Connection requiring a pyrotechnic fastener

In principle, explosive bolts are a bit like breakaway bolts, (which hold up signposts, street lamps and telephone poles, but need to break apart on impact). But at least with those, testing is easy enough and there are many terrestrial opportunities to review performance on the ground. Explosive bolts, meanwhile, need to be even stronger and more certain to break.

As Ryan Bradley explains in an article for Popular Science, these bolts are violently shaken during tests, but that step is “merely the beginning, intended to simulate the ­violence of a launch. The parts also brave hammering, baking, and freezing—24 tests in total.”

Pyrotechnic fasteners are used at multiple stages of space missions, helping to shed parts of larger crafts to the point where only a fraction of a percent of a typical ship actually returns to Earth’s atmosphere. Anyone who has watched a launch video has seen this in action when initial boosters are violently jettisoned and other parts fall away. The bolts, meanwhile, have to hold on for the ride, then cut loose just right.

“Preparing these bolts for their pivotal moment—their perfect failure—presents as a kind of Zen koan,” reflects Bradley: “How to fully test a thing that works exactly once? How do you design something that, in order to do its job, must fail?” The short answer is: lots of testing.

In a space mission, so many things have to go right, and so many things can go wrong. A few notable historical failures have been traced to pyrotechnic connectors failing to break at the right time. There are alternative methods of detachment, too, but these are generally slower and fractions of a second can count during critical maneuvers. Testing is key, but so is redundancy — sometimes, secondary bolts (or alternate failsafe mechanisms are added) should the primary ones fail to function. NASA doesn’t like to take chances.
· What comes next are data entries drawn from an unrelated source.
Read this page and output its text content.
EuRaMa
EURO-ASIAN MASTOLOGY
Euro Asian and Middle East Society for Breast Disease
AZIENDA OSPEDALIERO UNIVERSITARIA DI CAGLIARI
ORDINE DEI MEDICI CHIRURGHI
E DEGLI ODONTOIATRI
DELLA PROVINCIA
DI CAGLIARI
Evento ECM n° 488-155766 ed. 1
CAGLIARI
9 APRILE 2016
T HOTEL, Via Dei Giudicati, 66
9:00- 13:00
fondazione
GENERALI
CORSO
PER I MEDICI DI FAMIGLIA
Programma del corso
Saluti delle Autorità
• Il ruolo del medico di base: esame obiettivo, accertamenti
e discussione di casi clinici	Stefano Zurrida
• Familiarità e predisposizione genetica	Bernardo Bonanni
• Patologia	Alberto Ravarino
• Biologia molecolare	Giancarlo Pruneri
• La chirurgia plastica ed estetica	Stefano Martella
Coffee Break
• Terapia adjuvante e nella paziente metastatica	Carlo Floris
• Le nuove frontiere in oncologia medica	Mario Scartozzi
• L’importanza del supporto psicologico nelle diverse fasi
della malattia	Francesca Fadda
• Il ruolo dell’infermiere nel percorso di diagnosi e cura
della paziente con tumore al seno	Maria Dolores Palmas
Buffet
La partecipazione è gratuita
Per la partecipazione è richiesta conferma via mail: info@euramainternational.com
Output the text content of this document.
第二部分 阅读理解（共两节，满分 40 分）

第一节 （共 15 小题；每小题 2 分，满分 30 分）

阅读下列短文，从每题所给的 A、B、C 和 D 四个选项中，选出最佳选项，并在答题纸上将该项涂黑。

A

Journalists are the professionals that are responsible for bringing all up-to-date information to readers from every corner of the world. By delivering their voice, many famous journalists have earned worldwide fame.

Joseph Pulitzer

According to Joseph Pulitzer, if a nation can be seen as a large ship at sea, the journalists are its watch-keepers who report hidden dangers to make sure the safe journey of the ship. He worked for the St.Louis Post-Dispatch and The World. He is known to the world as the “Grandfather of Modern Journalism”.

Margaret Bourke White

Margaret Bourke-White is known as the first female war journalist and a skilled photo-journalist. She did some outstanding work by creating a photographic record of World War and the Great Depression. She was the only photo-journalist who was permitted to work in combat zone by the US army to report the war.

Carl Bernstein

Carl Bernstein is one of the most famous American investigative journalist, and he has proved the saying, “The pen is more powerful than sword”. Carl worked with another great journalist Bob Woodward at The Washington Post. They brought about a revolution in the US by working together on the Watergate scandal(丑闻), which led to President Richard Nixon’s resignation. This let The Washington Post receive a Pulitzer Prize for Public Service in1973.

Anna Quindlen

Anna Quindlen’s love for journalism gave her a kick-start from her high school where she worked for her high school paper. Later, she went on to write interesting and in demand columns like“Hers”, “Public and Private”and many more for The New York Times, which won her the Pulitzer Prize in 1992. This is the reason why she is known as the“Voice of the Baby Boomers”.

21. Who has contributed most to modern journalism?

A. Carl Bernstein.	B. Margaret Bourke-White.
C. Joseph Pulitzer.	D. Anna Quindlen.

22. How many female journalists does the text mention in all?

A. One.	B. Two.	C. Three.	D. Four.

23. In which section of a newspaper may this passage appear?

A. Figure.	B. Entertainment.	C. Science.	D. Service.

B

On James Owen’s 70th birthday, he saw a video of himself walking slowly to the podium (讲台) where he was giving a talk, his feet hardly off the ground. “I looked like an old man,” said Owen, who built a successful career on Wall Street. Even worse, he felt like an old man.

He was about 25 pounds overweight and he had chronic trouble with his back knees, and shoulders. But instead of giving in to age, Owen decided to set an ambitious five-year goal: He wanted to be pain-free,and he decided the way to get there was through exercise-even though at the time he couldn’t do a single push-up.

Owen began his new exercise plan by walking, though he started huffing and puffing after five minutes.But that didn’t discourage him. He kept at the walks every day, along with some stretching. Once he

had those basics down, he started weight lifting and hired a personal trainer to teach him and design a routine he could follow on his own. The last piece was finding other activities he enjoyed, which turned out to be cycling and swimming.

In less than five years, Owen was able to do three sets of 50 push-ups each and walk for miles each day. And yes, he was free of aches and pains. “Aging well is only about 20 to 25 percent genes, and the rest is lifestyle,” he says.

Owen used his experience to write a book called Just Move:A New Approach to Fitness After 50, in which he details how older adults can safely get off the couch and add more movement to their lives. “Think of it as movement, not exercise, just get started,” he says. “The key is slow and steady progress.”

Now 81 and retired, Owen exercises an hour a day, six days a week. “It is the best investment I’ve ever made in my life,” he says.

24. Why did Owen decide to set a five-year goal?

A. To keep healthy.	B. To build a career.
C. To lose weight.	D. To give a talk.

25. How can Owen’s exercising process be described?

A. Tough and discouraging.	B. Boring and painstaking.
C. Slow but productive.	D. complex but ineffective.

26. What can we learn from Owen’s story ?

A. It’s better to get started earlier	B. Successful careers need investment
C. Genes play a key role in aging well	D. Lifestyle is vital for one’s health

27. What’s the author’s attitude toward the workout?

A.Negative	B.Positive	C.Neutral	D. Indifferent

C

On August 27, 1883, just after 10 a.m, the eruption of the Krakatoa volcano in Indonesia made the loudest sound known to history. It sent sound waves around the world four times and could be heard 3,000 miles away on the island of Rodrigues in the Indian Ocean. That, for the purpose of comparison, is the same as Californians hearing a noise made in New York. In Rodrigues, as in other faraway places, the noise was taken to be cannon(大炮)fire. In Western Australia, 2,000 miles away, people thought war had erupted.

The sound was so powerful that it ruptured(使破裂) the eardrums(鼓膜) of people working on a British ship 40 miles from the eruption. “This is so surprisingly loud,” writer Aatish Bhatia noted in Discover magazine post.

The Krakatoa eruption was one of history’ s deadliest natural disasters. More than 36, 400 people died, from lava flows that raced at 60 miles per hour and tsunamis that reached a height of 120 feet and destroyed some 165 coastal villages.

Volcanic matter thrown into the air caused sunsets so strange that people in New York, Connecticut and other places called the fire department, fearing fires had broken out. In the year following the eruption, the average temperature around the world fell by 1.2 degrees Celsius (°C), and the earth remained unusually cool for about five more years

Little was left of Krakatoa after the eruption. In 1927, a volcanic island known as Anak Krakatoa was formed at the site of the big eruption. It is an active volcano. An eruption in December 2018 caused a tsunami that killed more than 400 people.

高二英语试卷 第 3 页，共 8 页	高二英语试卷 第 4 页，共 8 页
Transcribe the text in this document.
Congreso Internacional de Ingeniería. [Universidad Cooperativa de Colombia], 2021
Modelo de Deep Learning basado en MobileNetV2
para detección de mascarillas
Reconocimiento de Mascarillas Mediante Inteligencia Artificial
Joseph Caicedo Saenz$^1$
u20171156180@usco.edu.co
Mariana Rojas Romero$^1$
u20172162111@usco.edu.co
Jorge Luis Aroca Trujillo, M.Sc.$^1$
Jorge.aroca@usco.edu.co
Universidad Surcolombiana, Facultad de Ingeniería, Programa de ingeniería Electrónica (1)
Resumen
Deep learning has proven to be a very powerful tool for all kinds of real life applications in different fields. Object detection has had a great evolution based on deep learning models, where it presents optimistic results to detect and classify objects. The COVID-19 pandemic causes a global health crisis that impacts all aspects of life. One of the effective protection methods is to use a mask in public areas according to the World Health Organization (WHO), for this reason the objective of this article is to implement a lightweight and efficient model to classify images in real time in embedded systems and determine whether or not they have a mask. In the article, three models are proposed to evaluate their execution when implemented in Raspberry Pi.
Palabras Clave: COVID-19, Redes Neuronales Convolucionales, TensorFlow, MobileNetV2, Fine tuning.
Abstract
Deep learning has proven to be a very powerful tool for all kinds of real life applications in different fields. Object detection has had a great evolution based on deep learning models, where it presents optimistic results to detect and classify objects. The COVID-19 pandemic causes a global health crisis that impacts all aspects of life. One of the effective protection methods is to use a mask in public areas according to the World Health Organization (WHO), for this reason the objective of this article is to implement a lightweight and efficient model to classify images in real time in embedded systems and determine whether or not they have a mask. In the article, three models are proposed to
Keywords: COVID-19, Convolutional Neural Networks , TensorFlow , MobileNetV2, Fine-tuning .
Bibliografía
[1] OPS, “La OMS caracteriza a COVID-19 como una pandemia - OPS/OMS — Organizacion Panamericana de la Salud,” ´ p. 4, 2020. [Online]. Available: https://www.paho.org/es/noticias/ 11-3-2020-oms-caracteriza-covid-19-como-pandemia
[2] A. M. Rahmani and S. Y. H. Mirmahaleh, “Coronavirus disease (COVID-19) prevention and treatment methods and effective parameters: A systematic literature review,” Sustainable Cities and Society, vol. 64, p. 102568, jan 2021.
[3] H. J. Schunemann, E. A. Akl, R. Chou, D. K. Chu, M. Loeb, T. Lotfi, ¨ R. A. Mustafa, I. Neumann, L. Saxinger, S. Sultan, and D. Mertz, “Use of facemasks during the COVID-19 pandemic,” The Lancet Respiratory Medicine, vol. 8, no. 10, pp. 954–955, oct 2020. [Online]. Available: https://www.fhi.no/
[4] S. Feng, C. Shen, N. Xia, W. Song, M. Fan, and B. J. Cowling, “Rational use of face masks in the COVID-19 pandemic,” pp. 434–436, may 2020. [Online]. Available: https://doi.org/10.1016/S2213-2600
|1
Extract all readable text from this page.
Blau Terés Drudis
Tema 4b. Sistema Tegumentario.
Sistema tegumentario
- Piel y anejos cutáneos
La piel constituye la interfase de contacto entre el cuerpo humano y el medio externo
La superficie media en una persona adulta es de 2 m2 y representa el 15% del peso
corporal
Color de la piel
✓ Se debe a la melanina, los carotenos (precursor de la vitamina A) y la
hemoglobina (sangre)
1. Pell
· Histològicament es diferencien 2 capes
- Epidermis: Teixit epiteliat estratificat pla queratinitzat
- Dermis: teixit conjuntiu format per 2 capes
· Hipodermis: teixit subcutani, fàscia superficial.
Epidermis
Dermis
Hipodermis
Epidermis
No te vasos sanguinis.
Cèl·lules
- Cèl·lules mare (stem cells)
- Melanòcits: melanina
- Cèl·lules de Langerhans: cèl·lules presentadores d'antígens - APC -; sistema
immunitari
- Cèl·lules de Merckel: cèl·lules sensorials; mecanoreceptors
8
Finally, even once they have shattered, the bolts themselves need to avoid causing problems, like becoming fast-moving space debris. Some pieces that remain attached can serve a secondary function, too, forming part of a reentry vessel’s heat shield as it returns to Earth.

  1. Michael Stoler

    In the movie “The Right Stuff”, there is a scene (based on a description in Chapter 8 of the book) in which the Mercury astronauts, seeing for the first time the “capsule” that will take one of them on America’s first manned space flight, express their objections to aspects of its design that they feel would reduce a highly educated and trained professional test pilot to a lab rat. One of the things they insist on is a hatch that can can be opened from the inside, with pyrotechnic, or as Astronaut Gus Grissom calls them, “explosive” bolts. Later, of course, when his own capsule has splashed down, the hatch blows off in the water, causing the capsule to sink to the sea floor. Grissom always insisted that he had not deliberately set off the bolts, that they “just blew”, while the engineers (as described in chapter 11, and in the movie), talk about all the tests and rigorous use the bolts have been through without ever “just blowing”. But this foreshadows Grissom’s eventual fate: he was part of the three-man crew of Apollo 1 when fire broke out during a test, and the astronauts could not open the hatch.